While Stals and Barnett have advised caution, others like 123 Financial Group’s senior adviser, Sharon Goodwin, are more removed from cryptocurrencies. Stating that getting advice may be difficult in Australia, Goodwin added that her firm does not discuss digital assets with clients as they are not on the company’s list of approved products. Also, she said only a few of her clients have asked about crypto products, noting that the people who bring it up consider it “play money.” Interestingly, Goodwin said the company will consider including crypto in its approved products list depending on how things pan out.

The first ETF that directly holds BTC in Australia was launched early in the month. The Cboe Australia Exchange approved Monochrome Asset Management’s Monochrome Bitcoin ETF (IBTC) after the company applied in April. Before IBTC, Australian investors could only invest in Bitcoin products indirectly holding BTC. Unfortunately, investors on these platforms are not protected by rules covering directly held crypto assets under the Australian Financial Services Licensing (AFSL) regime.

The approval of multiple spot Bitcoin ETFs by the United States Securities and Exchange Commission (SEC) earlier in January seemed to influence other countries’ positions on the products. The SEC has rejected multiple applications since the first one was submitted by Gemini’s Cameron and Tyler Winklevoss in 2013. The Commission repeatedly refused to approve multiple applications from several issuers, citing problems with fraud and market manipulation.

Following a drawn-out legal battle with Grayscale, the SEC allowed ETFs to trade on the traditional market. According to Blockworks ETF Tracker, the total market cap of all spot Bitcoin ETFs in the US market is $77.88 billion as of June 17. Late last month, the SEC also approved 19b-4 filings that will eventually see spot Ether (ETH) ETFs on stock exchanges after the Commission approves S-1 filings.

In April, the Securities and Futures Commission (SFC) of Hong Kong approved multiple spot BTC and ETH ETFs. The progress made so far this year will likely spur regulators in several other countries to consider greenlighting similar products.

In general, Bitcoin acceptance, however gradual, is increasing. According to Samara Cohen, the chief investment officer of ETF and index investments at giant asset manager BlackRock, financial advisors currently wary of Bitcoin will eventually join the adoption journey.

Speaking recently at the Coinbase State of Crypto Summit held in New York City, Cohen said about 80% of Bitcoin ETF purchases have come from “self-directed investors” seeking exposure to Bitcoin through the ETFs, via online brokerage accounts. The BlackRock executive said the skepticism of financial advisors is part of their job as fiduciaries to their clients. She even added that the reluctance makes sense considering Bitcoin’s historical data.

“This is an asset class that has had 90% price volatility at times in history, and their job is really to construct portfolios and do the risk analysis and due diligence. They’re doing that right now.”

Cohen suggested that financial advisors need some time to properly assess the sector. She noted that they have to figure out risk analysis and the type of allocation that agrees with the investor’s risk and liquidity needs. Cohen also added that advisors must figure out what role Bitcoin can play in an investor’s portfolio.

BlackRock’s IBIT ETF is the second-largest spot BTC ETF in the US, with $17.24 billion in assets under management (AUM) as of June 17.

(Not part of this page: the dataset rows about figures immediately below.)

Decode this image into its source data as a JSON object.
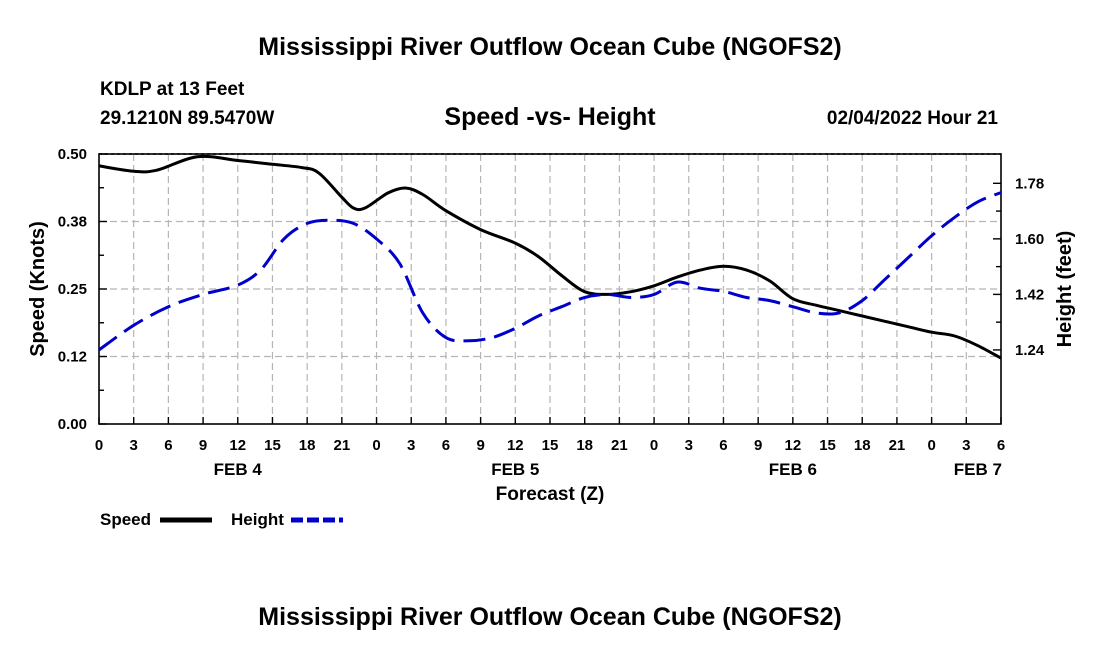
{
  "chart_data": {
    "type": "line",
    "title": "Mississippi River Outflow Ocean Cube (NGOFS2)",
    "subtitle": "Speed -vs- Height",
    "station": "KDLP at 13 Feet",
    "location": "29.1210N  89.5470W",
    "timestamp": "02/04/2022 Hour 21",
    "footer_title": "Mississippi River Outflow Ocean Cube (NGOFS2)",
    "xlabel": "Forecast (Z)",
    "ylabel": "Speed (Knots)",
    "y2label": "Height (feet)",
    "xlim": [
      0,
      78
    ],
    "ylim": [
      0,
      0.5
    ],
    "y2lim": [
      1.0,
      1.875
    ],
    "x_ticks": [
      0,
      3,
      6,
      9,
      12,
      15,
      18,
      21,
      24,
      27,
      30,
      33,
      36,
      39,
      42,
      45,
      48,
      51,
      54,
      57,
      60,
      63,
      66,
      69,
      72,
      75,
      78
    ],
    "x_tick_labels": [
      "0",
      "3",
      "6",
      "9",
      "12",
      "15",
      "18",
      "21",
      "0",
      "3",
      "6",
      "9",
      "12",
      "15",
      "18",
      "21",
      "0",
      "3",
      "6",
      "9",
      "12",
      "15",
      "18",
      "21",
      "0",
      "3",
      "6"
    ],
    "day_labels": [
      {
        "x": 12,
        "label": "FEB 4"
      },
      {
        "x": 36,
        "label": "FEB 5"
      },
      {
        "x": 60,
        "label": "FEB 6"
      },
      {
        "x": 76,
        "label": "FEB 7"
      }
    ],
    "y_ticks": [
      0,
      0.125,
      0.25,
      0.375,
      0.5
    ],
    "y_tick_labels": [
      "0.00",
      "0.12",
      "0.25",
      "0.38",
      "0.50"
    ],
    "y2_ticks": [
      1.24,
      1.42,
      1.6,
      1.78
    ],
    "y2_tick_labels": [
      "1.24",
      "1.42",
      "1.60",
      "1.78"
    ],
    "grid": true,
    "legend_position": "bottom-left",
    "series": [
      {
        "name": "Speed",
        "axis": "left",
        "color": "#000000",
        "dash": "solid",
        "x": [
          0,
          3,
          5,
          8.5,
          12,
          15,
          17.5,
          19,
          21,
          22,
          23,
          25,
          26.5,
          28,
          30,
          33,
          36,
          38,
          40,
          42,
          44,
          46,
          48,
          50,
          52,
          54,
          56,
          58,
          60,
          62,
          64,
          66,
          68,
          70,
          72,
          74,
          76,
          78
        ],
        "y": [
          0.478,
          0.468,
          0.47,
          0.495,
          0.488,
          0.481,
          0.475,
          0.465,
          0.42,
          0.4,
          0.4,
          0.428,
          0.437,
          0.425,
          0.395,
          0.36,
          0.335,
          0.31,
          0.275,
          0.245,
          0.24,
          0.245,
          0.256,
          0.272,
          0.285,
          0.292,
          0.285,
          0.265,
          0.232,
          0.22,
          0.21,
          0.2,
          0.19,
          0.18,
          0.17,
          0.163,
          0.145,
          0.122
        ]
      },
      {
        "name": "Height",
        "axis": "right",
        "color": "#0000cc",
        "dash": "dashed",
        "x": [
          0,
          3,
          6,
          9,
          12,
          14,
          16,
          18,
          20,
          22,
          24,
          26,
          28,
          30,
          32,
          34,
          36,
          38,
          40,
          42,
          44,
          46,
          48,
          50,
          52,
          54,
          56,
          58,
          60,
          62,
          64,
          66,
          68,
          70,
          72,
          74,
          76,
          78
        ],
        "y": [
          1.24,
          1.32,
          1.38,
          1.42,
          1.45,
          1.5,
          1.6,
          1.65,
          1.66,
          1.65,
          1.6,
          1.52,
          1.36,
          1.28,
          1.27,
          1.28,
          1.31,
          1.35,
          1.38,
          1.41,
          1.42,
          1.41,
          1.42,
          1.46,
          1.44,
          1.43,
          1.41,
          1.4,
          1.38,
          1.36,
          1.36,
          1.4,
          1.47,
          1.54,
          1.61,
          1.67,
          1.72,
          1.75
        ]
      }
    ]
  }
}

The issues Cohen noted suggest that mass adoption by traditional financial companies and advisors requires a careful assessment of crypto and ETFs. Coinbase’s chief financial officer Alesia Haas also said Bitcoin is “on a slow journey of adoption,” agreeing with Cohen and several other speakers at the conference.

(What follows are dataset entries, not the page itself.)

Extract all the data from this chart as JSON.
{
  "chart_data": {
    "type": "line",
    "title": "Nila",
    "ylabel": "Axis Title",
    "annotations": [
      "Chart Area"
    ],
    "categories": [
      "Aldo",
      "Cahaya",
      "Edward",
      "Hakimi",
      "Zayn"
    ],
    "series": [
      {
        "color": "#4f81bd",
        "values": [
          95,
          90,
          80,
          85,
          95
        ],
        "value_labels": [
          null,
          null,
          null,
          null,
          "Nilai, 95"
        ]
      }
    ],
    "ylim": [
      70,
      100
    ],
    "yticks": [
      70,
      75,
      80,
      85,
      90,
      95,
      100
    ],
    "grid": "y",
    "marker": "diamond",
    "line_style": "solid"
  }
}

A recent CNBC poll of its Advisor Council sheds better light on the reluctance in the traditional sector. In general, advisors are worried about regulatory compliance and the fact that the ETFs have not been in the market for very long. They also mentioned the high rate of price volatility and crypto’s role in fraud and scandals. Nonetheless, progress on Bitcoin’s adoption journey is expected to cause ripple effects as products like ETFs, financial offers, and even entertainment offerings like crypto gambling bridge the gap between traditional and crypto sectors.